Singer, 81, opened Elliott with an initial investment of just $1.3 million. The hedge fund began life investing in convertible bonds, before turning its attention to what it identifies as struggling companies with “undervalued” stocks.
As of December 2025, Elliott managed nearly $80 billion in assets worldwide, with an average annual return of about 14% per year, and claims to have lost money only twice in its history, in 1998 and 2008.
Paul Elliott Singer founded Elliott Management in 1977
GETTY IMAGES
Last year was particularly busy for the activist investor, which shelled out nearly $20 billion to launch 18 separate campaigns.
But Singer’s hedge fund, now one of the oldest and largest in the world, is never far from controversy, with its investment choices not always welcomed by management.
The company spent 15 years in a legal battle with the Argentine government over non-payment of bonds, going so far as to seize one of the country’s warships as it docked in Ghana, before finally reaching a deal under which Elliott received $2.4 billion in compensation.
In the United Kingdom, Elliott has already called on the National Express coach company to effectively separate, encouraged the supermarket chain Morrison to sell its property assets and recommended hotel giant Whitbread split its Costa Coffee and Premier Inn brands.
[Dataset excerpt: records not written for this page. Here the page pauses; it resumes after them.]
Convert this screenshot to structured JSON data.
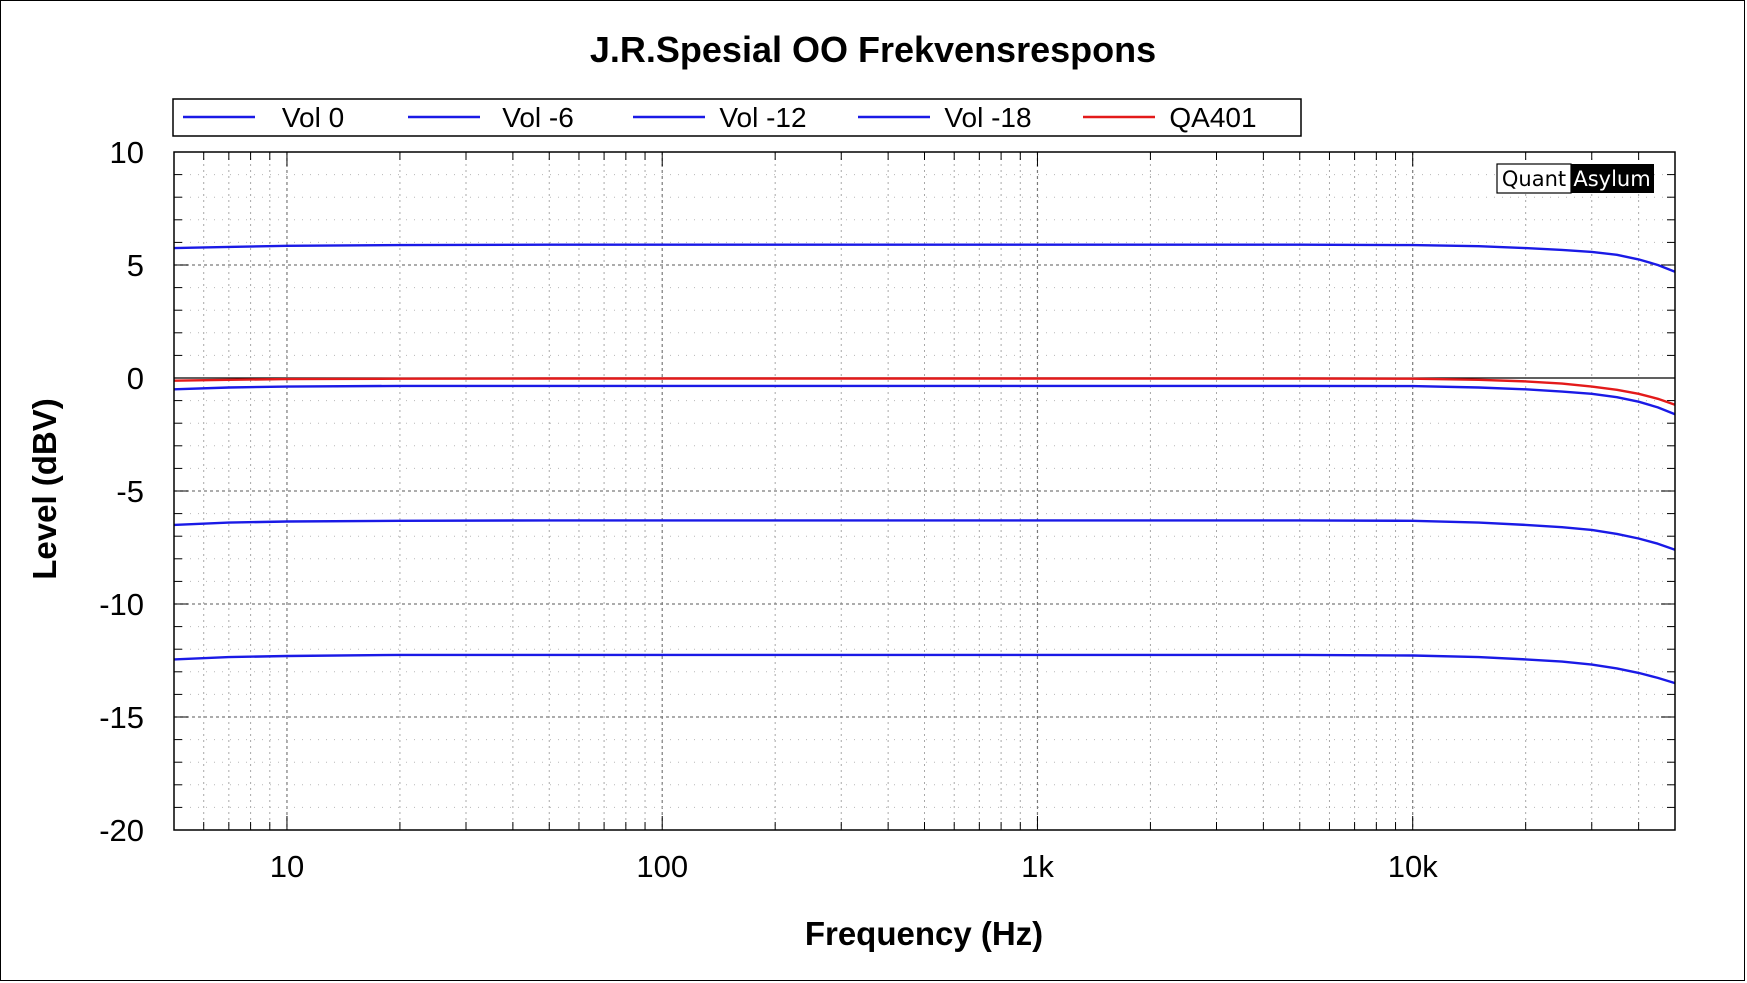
{
  "chart_data": {
    "type": "line",
    "title": "J.R.Spesial OO Frekvensrespons",
    "xlabel": "Frequency (Hz)",
    "ylabel": "Level (dBV)",
    "x_scale": "log",
    "xlim": [
      5,
      50000
    ],
    "ylim": [
      -20,
      10
    ],
    "x_ticks": [
      {
        "value": 10,
        "label": "10"
      },
      {
        "value": 100,
        "label": "100"
      },
      {
        "value": 1000,
        "label": "1k"
      },
      {
        "value": 10000,
        "label": "10k"
      }
    ],
    "y_ticks": [
      {
        "value": 10,
        "label": "10"
      },
      {
        "value": 5,
        "label": "5"
      },
      {
        "value": 0,
        "label": "0"
      },
      {
        "value": -5,
        "label": "-5"
      },
      {
        "value": -10,
        "label": "-10"
      },
      {
        "value": -15,
        "label": "-15"
      },
      {
        "value": -20,
        "label": "-20"
      }
    ],
    "grid": true,
    "legend_position": "top",
    "watermark": {
      "part1": "Quant",
      "part2": "Asylum"
    },
    "series": [
      {
        "name": "Vol 0",
        "color": "#1a1ae6",
        "x": [
          5,
          7,
          10,
          20,
          50,
          100,
          1000,
          5000,
          10000,
          15000,
          20000,
          25000,
          30000,
          35000,
          40000,
          45000,
          50000
        ],
        "y": [
          5.75,
          5.8,
          5.85,
          5.88,
          5.9,
          5.9,
          5.9,
          5.9,
          5.88,
          5.83,
          5.75,
          5.67,
          5.58,
          5.45,
          5.25,
          5.0,
          4.7
        ]
      },
      {
        "name": "Vol -6",
        "color": "#1a1ae6",
        "x": [
          5,
          7,
          10,
          20,
          50,
          100,
          1000,
          5000,
          10000,
          15000,
          20000,
          25000,
          30000,
          35000,
          40000,
          45000,
          50000
        ],
        "y": [
          -0.5,
          -0.42,
          -0.38,
          -0.35,
          -0.35,
          -0.35,
          -0.35,
          -0.35,
          -0.36,
          -0.42,
          -0.5,
          -0.6,
          -0.7,
          -0.85,
          -1.05,
          -1.3,
          -1.6
        ]
      },
      {
        "name": "Vol -12",
        "color": "#1a1ae6",
        "x": [
          5,
          7,
          10,
          20,
          50,
          100,
          1000,
          5000,
          10000,
          15000,
          20000,
          25000,
          30000,
          35000,
          40000,
          45000,
          50000
        ],
        "y": [
          -6.5,
          -6.4,
          -6.35,
          -6.32,
          -6.3,
          -6.3,
          -6.3,
          -6.3,
          -6.32,
          -6.4,
          -6.5,
          -6.6,
          -6.72,
          -6.9,
          -7.1,
          -7.33,
          -7.6
        ]
      },
      {
        "name": "Vol -18",
        "color": "#1a1ae6",
        "x": [
          5,
          7,
          10,
          20,
          50,
          100,
          1000,
          5000,
          10000,
          15000,
          20000,
          25000,
          30000,
          35000,
          40000,
          45000,
          50000
        ],
        "y": [
          -12.45,
          -12.35,
          -12.3,
          -12.25,
          -12.25,
          -12.25,
          -12.25,
          -12.25,
          -12.28,
          -12.35,
          -12.45,
          -12.55,
          -12.68,
          -12.85,
          -13.05,
          -13.27,
          -13.5
        ]
      },
      {
        "name": "QA401",
        "color": "#e31a1a",
        "x": [
          5,
          7,
          10,
          20,
          50,
          100,
          1000,
          5000,
          10000,
          15000,
          20000,
          25000,
          30000,
          35000,
          40000,
          45000,
          50000
        ],
        "y": [
          -0.12,
          -0.08,
          -0.05,
          -0.03,
          -0.02,
          -0.02,
          -0.02,
          -0.02,
          -0.03,
          -0.08,
          -0.15,
          -0.25,
          -0.38,
          -0.52,
          -0.7,
          -0.92,
          -1.18
        ]
      }
    ]
  }
}
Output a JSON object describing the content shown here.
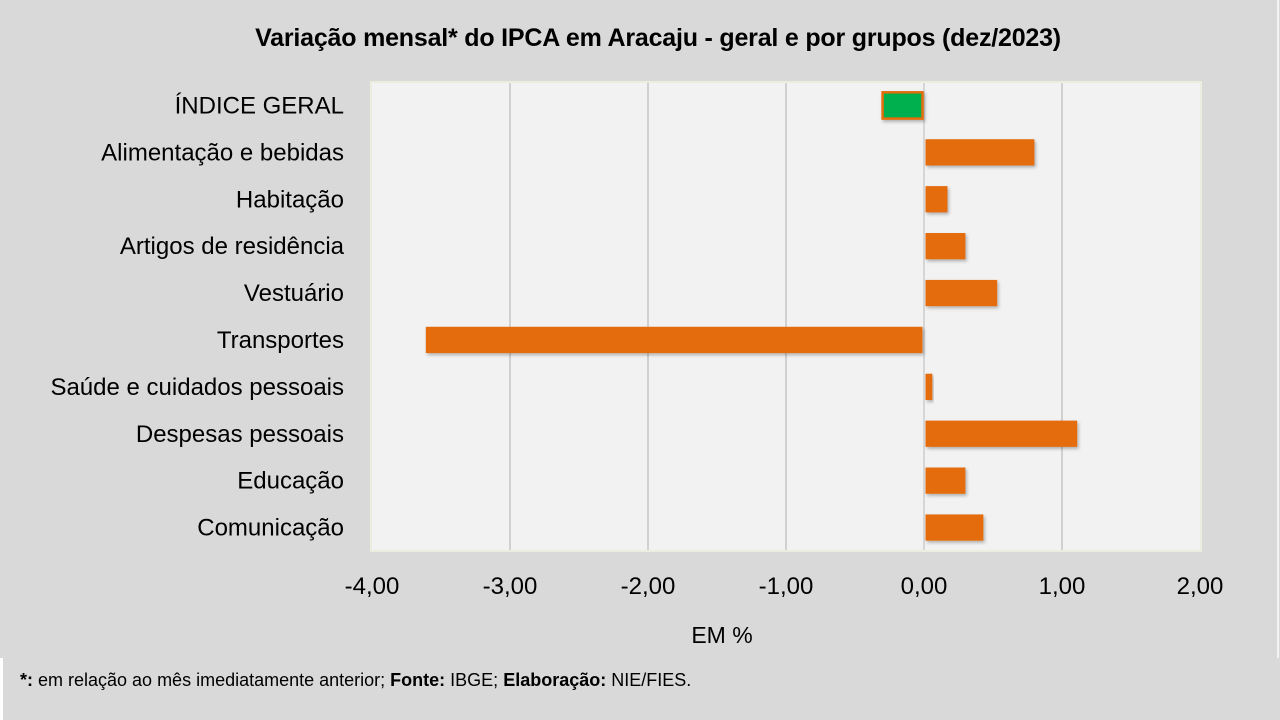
{
  "chart_data": {
    "type": "bar",
    "orientation": "horizontal",
    "title": "Variação  mensal*  do IPCA em Aracaju  - geral e por grupos  (dez/2023)",
    "xlabel": "EM %",
    "ylabel": "",
    "xlim": [
      -4,
      2
    ],
    "xticks": [
      -4,
      -3,
      -2,
      -1,
      0,
      1,
      2
    ],
    "xtick_labels": [
      "-4,00",
      "-3,00",
      "-2,00",
      "-1,00",
      "0,00",
      "1,00",
      "2,00"
    ],
    "grid": "vertical",
    "legend": "none",
    "categories": [
      "ÍNDICE GERAL",
      "Alimentação e bebidas",
      "Habitação",
      "Artigos de residência",
      "Vestuário",
      "Transportes",
      "Saúde e cuidados pessoais",
      "Despesas pessoais",
      "Educação",
      "Comunicação"
    ],
    "values": [
      -0.3,
      0.8,
      0.17,
      0.3,
      0.53,
      -3.61,
      0.06,
      1.11,
      0.3,
      0.43
    ],
    "bar_colors": [
      "#00B050",
      "#E46C0A",
      "#E46C0A",
      "#E46C0A",
      "#E46C0A",
      "#E46C0A",
      "#E46C0A",
      "#E46C0A",
      "#E46C0A",
      "#E46C0A"
    ],
    "highlight_outline": "#E46C0A"
  },
  "footer": {
    "note_marker": "*:",
    "note_text": " em relação ao mês imediatamente  anterior; ",
    "source_label": "Fonte:",
    "source_value": " IBGE; ",
    "credit_label": "Elaboração:",
    "credit_value": " NIE/FIES."
  },
  "colors": {
    "background": "#D9D9D9",
    "plot_background": "#F2F2F2",
    "gridline": "#D0D0D0",
    "bar": "#E46C0A",
    "highlight_bar": "#00B050"
  }
}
In 2021, the hedge fund wrote a letter to the energy supplier SSE criticizing SSE’s “adequacy of corporate governance” and “persistent share price underperformance”, after executives rejected Elliott’s proposals to spin off the company’s sprawling renewables business.
Over the past year, Elliott has invested in companies like P.A.Shell and PepsiCo. The company also owns the Waterstones and Barnes & Noble bookstore chains, and is rumored to be considering listing those bookstores on the London Stock Exchange rather than the New York Stock Exchange.
Elliott’s latest venture comes at a crucial time for LSEG. The company’s shares have fallen by more than a third over the past year as fears about new AI capabilities have sparked a massive selloff among data and software companies.
The hedge fund has not asked LSEG to consider a full sale or spin-off of its stock trading business, but its presence will nonetheless put additional pressure on LSEG CEO David Schwimmer, 56, to deliver results.
LSEG will release its preliminary annual results on February 26.